In view of condition (c), we are interested in finding solutions  $\sigma_k$  and  $\omega_k$  of (a) having degrees as small as possible. Hence, it would be desirable to have  $\sigma_k$  and  $\omega_k$  relatively prime in the first place. The next claim gives a simple condition under which  $(\sigma_k, \omega_k) = 1$ .

Claim 3: Suppose  $\sigma_k$ ,  $\omega_k$ ,  $\tau_k$ , and  $\gamma_k$  satisfy (a), (b), (d), (e), and (f). Then if

$$\deg \omega_k + \deg \tau_k \leq k$$
,

and

$$\deg \sigma_k + \deg \gamma_k \leq k$$
,

we have  $(\sigma_k, \omega_k) = 1$ .

Proof: Multiplying (e) by  $\sigma_{\mathbf{k}}$  and using (a) gives

$$\tau_k \omega_k = \sigma_k (\gamma_k + z^k) \mod z^{k+1}$$
.

By (b),

$$\sigma_k(z)z^k = z^k \mod z^{k+1}$$
,

implying

$$\tau_k \omega_{k_e} = \sigma_k \gamma_k + z^k \mod z^{k+1}$$
.

By the hypotheses of the claim, deg  $\tau_k \omega_k \le k$  and deg  $\sigma_k \gamma_k \le k$ . Hence, the previous mod  $z^{k+1}$  equality is an actual equality:

$$\tau_k \omega_k - \sigma_k \gamma_k = z^k$$
.

According to this formula, any common monic divisor of  $\sigma_k$  and  $\omega_k$  must be a divisor of  $z^k$ . Hence, this divisor is a power of z. Since  $\sigma_k(0) \neq 0$ , the divisor must be  $z^0 = 1$ , implying that  $(\sigma_k, \omega_k) = 1$ . This proves Claim 3.

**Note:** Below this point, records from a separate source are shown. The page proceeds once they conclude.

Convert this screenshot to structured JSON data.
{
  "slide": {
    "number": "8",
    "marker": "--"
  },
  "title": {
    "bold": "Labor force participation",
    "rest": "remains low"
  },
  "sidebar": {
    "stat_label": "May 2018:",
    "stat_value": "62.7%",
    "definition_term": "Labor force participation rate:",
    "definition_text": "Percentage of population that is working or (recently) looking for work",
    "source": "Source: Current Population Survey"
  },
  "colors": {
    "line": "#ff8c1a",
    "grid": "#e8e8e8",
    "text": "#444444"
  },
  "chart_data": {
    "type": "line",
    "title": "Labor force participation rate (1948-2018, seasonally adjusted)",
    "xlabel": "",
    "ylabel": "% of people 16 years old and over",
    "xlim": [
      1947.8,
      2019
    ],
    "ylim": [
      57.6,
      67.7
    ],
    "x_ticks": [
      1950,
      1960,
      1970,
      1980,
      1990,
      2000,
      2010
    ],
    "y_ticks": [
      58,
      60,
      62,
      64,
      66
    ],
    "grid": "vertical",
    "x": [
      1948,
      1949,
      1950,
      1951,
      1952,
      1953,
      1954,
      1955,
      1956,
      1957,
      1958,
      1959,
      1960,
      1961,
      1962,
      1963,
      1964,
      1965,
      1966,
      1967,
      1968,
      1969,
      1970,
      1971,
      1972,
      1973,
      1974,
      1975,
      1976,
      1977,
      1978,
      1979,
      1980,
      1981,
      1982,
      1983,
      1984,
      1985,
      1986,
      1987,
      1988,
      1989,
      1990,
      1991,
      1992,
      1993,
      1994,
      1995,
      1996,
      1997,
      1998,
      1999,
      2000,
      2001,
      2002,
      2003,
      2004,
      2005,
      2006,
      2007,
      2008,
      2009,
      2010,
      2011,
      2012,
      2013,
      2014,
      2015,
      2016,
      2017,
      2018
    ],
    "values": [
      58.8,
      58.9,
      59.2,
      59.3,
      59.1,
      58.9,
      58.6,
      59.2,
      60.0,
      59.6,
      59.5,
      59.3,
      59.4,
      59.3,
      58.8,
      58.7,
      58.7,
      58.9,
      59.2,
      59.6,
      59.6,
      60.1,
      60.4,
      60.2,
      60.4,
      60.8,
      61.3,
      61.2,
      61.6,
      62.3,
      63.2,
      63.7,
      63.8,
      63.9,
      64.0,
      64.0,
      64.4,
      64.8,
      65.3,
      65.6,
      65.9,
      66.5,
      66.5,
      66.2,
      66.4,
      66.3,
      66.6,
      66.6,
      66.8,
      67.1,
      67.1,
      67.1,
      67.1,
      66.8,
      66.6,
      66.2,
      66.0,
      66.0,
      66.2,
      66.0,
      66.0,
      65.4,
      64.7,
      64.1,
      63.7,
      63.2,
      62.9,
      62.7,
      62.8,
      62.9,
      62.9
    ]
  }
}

By Claim 3/ if there is an integer D(k), such that

$$0 \le D(k) \le k, \tag{1.15}$$

$$\max[\deg \sigma_k, \deg \omega_k] \le D(k),$$
 (1.16)

$$\max[\deg \tau_k, \deg \gamma_k] \le k-D(k), \qquad (1.17)$$

then  $(\sigma_k, \omega_k) = 1$ , as desired. The existence of such a D(k) also implies the following result.

Claim 4: Suppose (a), (b), (d), (e), and (f) hold and suppose polynomials  $\sigma^*(z)$ ,  $\omega^*(z)$  satisfy

$$(1 + S)\sigma^* = \omega^* \mod z^{k+1},$$
 (1.18)  
 $\sigma^*(0) = 1.$ 

Then if (1.15), (1.16), and (1.17) hold, we have

 $\max[\deg \sigma^*, \deg \omega^*] \ge D(k).$ 

*Proof:* Multiplying (e) by  $\sigma^*$  and using (1.18) gives

$$\tau_k \omega^* = \sigma^* (\gamma_k + z^k) \mod z^{k+1},$$

$$= \sigma^* \gamma_k + z^k \mod z^{k+1}.$$

Hence,  $\tau_k \omega^* - \sigma^* \gamma_k^* = z^k \mod z^{k+1}$ , which implies

$$\deg\{\tau_k\omega^* - \sigma^*\gamma_k\} \ge k.$$

It is clear that  $\deg\{\tau_k\omega^* - \sigma^*\gamma_k\} \leq \max[\deg \tau_k\omega^*, \deg \sigma^*\gamma_k]$  $\leq k - D(k) + \max[\deg \sigma^*, \deg \omega^*]$ . Hence,

$$k \le k - D(k) + \max[\deg \sigma^*, \deg \omega^*],$$

implying

 $D(k) \leq \max[\deg \sigma^*, \deg \omega^*].$ 

From (a), we can take  $\sigma^* = \sigma_k$ ,  $\omega^* = \omega_k$ . If (7.15), (1.16), and (1.17) hold, Claim 4 and (1.16) imply that

$$\max[\deg \sigma_k, \deg \omega_k] = D(k). \tag{1.19}$$

We can also take  $\sigma^* = \sigma$ ,  $\omega^* = \omega$ . If (1.15), (1.16), and (1.17) hold, then Claim 4 implies

 $\max[\deg \sigma_k, \deg \omega_k] = D(k) \le \max[\deg \sigma, \deg \omega].$ 

Hence, condition (c) is satisfied.

Summarizing the previous results,

Suppose  $\sigma_k$ ,  $\omega_k$ ,  $\tau_k$ ,  $\gamma_k$  satisfy (a), (b), (d), (e), and (f). If there is an integer D(k) such that (1.15), (1.16), and (1.17) hold, then  $\sigma_k$  and  $\omega_k$  are relatively prime, (1.19) holds, and condition (c) is satisfied.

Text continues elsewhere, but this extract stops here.